Mémoires et oublis, du Pérou à Panama

Cinéma • La mémoire n’offre que du déjà vécu et su. L’oubli, lui, révèle de l’inconnu dissimulé au fond de lui. Tel pourrait être le balancement qu’interrogent une fiction péruvienne («Climas») et deux documentaires, l’un panaméen («Invasion»), l’autre cubain («Marina») présentés dans le cadre du festival Filmar en América latina, qui se tiendra du 13 au 29 novembre à Genève, Lausanne, Neuchâtel et Ferney-Voltaire.

Le 20 décembre 1989, Georges Bush déclenche une opération militaire au Panama pour, officiellement, «rétablir la démocratie» confisquée par le Général Manuel Noriega. 50’000 GI’s sont engagés. Les bombardements d’une extrême violence font de 300 à 7’000 victimes civiles selon des estimations contradictoires. Ils enflamment des maisons en bois et laissent désolés des quartiers populaires.

«Climas» de la cinéaste péruvienne Enrica Pérez est un film atmosphérique sensible à une photographie plasticienne proche de l’esthétique ciselée d’un National Geographic Magazine et à l’expression des silences. Souvent en cadrages fixes, tour à tour proches et lointains de leurs sujets, la caméra suit les parcours et tourments en pointillés de trois figures féminines. Son écriture d’inspiration quasi tchekhovienne voit la simplicité pour ne pas dire la banalité des situations et des dialogues recouvrir une réalité humaine et sociale complexe. L’intime affleure dans des correspondances subtiles avec les gestes, les sons, le cadre de vie.

Les personnage subissent des faits venus de l’extérieur ou du passé sans tenter d’avoir prise sur eux. Il y a toute une exploration du non-dit, la justification intérieure des silences, qui traduisent la vie profonde des personnages indépendamment des paroles et mieux qu’elles. En témoigne dans Climas, cette scène intensément douloureuse où une trentenaire avoue que sa fille disparue aurait eu onze ans aujourd’hui tout en refusant que sa douleur personnelle ne se résorbe dans une universalité d’expérience humaine commune. Magnifiquement inconsolable, Victoria rejoint ce que la romancière française Anne Godard a écrit dans L’Inconsalable, confrontant une mère à l’omniprésence de l’enfant mort il y a longtemps : «Tu vis contre son absence, contre la vie qui l’a permise, contre les autres, parce qu’ils oublient, et contre toi, qui ne peux rien effacer.

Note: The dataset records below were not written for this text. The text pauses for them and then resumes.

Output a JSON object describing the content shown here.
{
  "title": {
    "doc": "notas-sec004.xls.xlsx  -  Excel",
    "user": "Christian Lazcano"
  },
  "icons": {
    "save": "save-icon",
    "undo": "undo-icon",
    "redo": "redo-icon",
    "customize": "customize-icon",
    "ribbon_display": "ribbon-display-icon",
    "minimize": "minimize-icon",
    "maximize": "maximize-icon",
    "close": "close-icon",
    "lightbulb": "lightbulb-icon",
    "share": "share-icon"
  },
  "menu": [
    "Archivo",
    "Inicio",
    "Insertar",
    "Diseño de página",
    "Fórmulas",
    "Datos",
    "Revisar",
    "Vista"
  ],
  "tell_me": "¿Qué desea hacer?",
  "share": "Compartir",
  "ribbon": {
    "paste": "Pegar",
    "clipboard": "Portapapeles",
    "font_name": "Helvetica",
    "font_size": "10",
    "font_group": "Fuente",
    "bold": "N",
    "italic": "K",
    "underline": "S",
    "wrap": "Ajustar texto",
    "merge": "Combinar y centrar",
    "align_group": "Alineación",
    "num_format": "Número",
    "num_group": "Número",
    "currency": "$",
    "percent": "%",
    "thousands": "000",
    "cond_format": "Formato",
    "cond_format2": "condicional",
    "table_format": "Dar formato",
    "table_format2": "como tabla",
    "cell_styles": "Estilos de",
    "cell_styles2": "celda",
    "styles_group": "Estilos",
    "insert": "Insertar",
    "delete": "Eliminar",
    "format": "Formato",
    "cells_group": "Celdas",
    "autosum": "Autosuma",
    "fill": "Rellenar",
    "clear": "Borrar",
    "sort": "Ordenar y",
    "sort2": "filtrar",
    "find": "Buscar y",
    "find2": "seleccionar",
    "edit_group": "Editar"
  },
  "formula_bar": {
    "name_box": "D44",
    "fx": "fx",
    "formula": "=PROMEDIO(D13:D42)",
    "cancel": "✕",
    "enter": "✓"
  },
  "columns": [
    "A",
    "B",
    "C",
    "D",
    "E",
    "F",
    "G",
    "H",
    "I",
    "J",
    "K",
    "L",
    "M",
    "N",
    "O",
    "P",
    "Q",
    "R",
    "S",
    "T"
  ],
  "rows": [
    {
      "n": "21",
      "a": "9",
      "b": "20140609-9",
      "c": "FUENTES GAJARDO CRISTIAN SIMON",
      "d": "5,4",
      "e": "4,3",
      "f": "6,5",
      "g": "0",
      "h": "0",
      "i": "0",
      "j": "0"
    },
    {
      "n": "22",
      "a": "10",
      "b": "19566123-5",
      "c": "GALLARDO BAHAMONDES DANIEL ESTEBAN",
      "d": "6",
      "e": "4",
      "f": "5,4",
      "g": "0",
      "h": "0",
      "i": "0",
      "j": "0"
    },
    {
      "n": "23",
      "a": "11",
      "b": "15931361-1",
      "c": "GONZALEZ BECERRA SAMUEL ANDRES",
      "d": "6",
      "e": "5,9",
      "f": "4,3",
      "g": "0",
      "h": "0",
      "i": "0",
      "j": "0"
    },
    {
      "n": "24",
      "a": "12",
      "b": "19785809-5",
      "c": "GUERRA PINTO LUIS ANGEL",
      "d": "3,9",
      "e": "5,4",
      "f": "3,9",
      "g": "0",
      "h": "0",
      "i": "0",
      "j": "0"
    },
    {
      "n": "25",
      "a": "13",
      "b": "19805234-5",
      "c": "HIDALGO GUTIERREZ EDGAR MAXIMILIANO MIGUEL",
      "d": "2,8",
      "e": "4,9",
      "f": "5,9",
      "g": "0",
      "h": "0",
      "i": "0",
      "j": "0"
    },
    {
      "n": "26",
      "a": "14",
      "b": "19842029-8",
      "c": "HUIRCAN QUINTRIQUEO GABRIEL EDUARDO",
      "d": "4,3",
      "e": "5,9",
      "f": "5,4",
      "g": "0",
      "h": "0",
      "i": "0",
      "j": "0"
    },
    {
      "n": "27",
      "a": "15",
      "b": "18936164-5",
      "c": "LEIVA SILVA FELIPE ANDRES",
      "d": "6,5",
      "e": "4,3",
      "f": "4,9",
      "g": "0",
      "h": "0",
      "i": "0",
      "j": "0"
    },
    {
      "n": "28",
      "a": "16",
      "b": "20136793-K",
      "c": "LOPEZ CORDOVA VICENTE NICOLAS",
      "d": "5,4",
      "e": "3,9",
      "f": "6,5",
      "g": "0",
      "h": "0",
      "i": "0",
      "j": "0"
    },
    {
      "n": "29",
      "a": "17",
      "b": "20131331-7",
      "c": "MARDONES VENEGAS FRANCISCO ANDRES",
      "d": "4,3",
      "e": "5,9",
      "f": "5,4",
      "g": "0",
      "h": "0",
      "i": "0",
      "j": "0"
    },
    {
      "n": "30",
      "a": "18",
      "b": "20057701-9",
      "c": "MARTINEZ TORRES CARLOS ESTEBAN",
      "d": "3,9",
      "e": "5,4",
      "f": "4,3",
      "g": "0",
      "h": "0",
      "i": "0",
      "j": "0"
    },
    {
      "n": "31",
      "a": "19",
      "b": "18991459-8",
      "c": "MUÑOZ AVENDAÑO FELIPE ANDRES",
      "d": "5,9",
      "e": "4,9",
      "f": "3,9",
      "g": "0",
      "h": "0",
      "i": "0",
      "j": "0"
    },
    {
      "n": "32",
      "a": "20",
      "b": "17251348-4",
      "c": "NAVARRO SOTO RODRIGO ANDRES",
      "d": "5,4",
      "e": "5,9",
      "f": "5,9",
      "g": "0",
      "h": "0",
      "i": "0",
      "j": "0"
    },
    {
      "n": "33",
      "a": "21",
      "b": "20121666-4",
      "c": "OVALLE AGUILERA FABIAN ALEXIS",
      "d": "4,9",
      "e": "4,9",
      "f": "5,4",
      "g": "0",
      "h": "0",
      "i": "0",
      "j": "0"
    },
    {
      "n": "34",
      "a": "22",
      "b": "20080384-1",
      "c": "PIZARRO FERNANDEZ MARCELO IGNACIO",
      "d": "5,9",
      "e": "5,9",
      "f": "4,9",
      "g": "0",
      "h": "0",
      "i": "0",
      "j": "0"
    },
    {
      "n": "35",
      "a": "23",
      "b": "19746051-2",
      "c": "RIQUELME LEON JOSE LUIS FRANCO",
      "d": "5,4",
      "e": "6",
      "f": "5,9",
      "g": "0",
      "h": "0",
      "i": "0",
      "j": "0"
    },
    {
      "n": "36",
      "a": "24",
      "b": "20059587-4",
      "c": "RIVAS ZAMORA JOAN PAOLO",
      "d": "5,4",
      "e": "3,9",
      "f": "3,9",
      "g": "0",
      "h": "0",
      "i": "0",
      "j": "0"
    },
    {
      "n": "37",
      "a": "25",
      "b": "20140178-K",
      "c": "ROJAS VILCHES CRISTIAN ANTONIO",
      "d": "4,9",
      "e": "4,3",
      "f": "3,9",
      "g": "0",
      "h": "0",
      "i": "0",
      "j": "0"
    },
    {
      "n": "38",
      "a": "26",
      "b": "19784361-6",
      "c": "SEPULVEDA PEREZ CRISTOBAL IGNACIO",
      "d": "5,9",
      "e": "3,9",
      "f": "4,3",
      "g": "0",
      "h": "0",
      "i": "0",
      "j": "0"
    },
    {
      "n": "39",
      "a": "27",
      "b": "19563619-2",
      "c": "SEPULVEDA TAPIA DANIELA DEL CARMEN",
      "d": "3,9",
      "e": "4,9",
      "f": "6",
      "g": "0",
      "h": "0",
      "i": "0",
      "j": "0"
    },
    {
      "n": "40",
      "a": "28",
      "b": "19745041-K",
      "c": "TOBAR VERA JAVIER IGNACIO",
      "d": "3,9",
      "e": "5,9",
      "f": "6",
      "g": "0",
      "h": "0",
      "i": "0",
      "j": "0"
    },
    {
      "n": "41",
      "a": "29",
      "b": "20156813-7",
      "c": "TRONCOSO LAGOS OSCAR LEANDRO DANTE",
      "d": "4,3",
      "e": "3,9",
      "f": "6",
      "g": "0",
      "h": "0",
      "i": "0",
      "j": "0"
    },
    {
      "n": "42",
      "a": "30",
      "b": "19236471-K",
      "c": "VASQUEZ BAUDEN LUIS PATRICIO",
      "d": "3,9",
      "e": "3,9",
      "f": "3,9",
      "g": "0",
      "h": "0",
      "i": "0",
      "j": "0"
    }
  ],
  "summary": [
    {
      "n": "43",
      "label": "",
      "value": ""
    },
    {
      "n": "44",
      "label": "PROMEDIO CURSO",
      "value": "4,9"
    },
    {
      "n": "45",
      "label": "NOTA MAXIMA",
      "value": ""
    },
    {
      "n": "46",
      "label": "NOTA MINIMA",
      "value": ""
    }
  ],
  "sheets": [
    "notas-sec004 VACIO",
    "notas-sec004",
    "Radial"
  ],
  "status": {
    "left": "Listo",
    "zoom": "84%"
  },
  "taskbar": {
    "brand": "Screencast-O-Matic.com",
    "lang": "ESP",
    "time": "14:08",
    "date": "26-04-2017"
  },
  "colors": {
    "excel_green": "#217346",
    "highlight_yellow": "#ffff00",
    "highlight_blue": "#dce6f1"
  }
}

Malgré toi, tu restes en attente d’autre chose, mais quoi?»7

Climats indécidables
En mêlant les éléments environnementaux et paysagistes: l’eau, la forêt, la montagne à des parcours archétypaux voire allégoriques. Trois femmes d’origines et d’âges contrastés recoupent autant de régions du Pérou. Filmée dans des tons chauds, Eva, une jeune adolescente s’éveille sexuellement dans une relation ambivalente avec un oncle plus âgé qui va la déflorer dans une pudique et violente scène de coït onaniste où au plaisir masculin correspond la douleur et la solitude conjuguées au féminin. Elle a encore toutes les empreintes des terres de l’enfance qu’elle ne veut quitter et, maintenant la marque d’une candeur enjouée et innocente disparue à jamais tant elle connaîtra sans doute les affres d’un avortement possible. D’un jogging cadré de face au petit matin à une course sur la même plage vue de dos au crépuscule issue de la haute bourgeoisie, Victoria porte un secret lié à un avortement qui l’enferme dans la plus haute de solitudes. Zoraida, paysanne de la cordillère des Andes, doit se confronter à des craintes archaïques, primales et inconscientes suite au retour inopiné de son fils récemment libéré de prison.

Pour la réalisatrice, le silence est multiple. Elle figure en effet des silences lourds ou fatalistes: cris de silence. Ou, au contraire, des silences légers, libérateurs. Parfois, ils ravissent, élèvent, donnent l’illusion de toucher l’impalpable, d’entrevoir l’invisible. Dans le sillage de cinéaste tels que Jane Campion et Kelly Reichard, en sa manière picturale de filmer les arbres, les lacs, les sentiers, qui ne cesse de revenir à la source des grands espaces mythiques, de mêler intime et nature, Climas est moins un film choral qu’une manière de rendre l’intime par les gestes dans des situations qui flirtent pas instants avec le mélodrame et la comédie, en donnant voie aux sentiments profonds.

L’intervention oubliée
En 2015, le Panama affiche le taux de croissance le plus élevé du continent. Mais la vitalité de ce paradis fiscal repose sur des bases criminogènes : spéculation, corruption et blanchiment d’argent. Le 20 décembre 1989, Georges Bush déclenche l’opération «Juste Cause» afin officiellement notamment de «rétablir la démocratie» confisquée par le Général Manuel Noriega et abattre cet ancien agent de la CIA «recyclé dans le trafic de drogues» ainsi que présenté à l’époque pour justifier une invasion et ses supposées «frappes chirurgicales» et «dommages collatéraux». 50’000 GI’s, dont 8’000 se trouvaient déjà dans les bases du canal de Panama sont engagés, les bombardements d’une extrême violence font de 300 à 7’000 victimes civiles selon des estimations contradictoires. Ils enflamment des maisons en bois et laissent désolés des quartiers populaires.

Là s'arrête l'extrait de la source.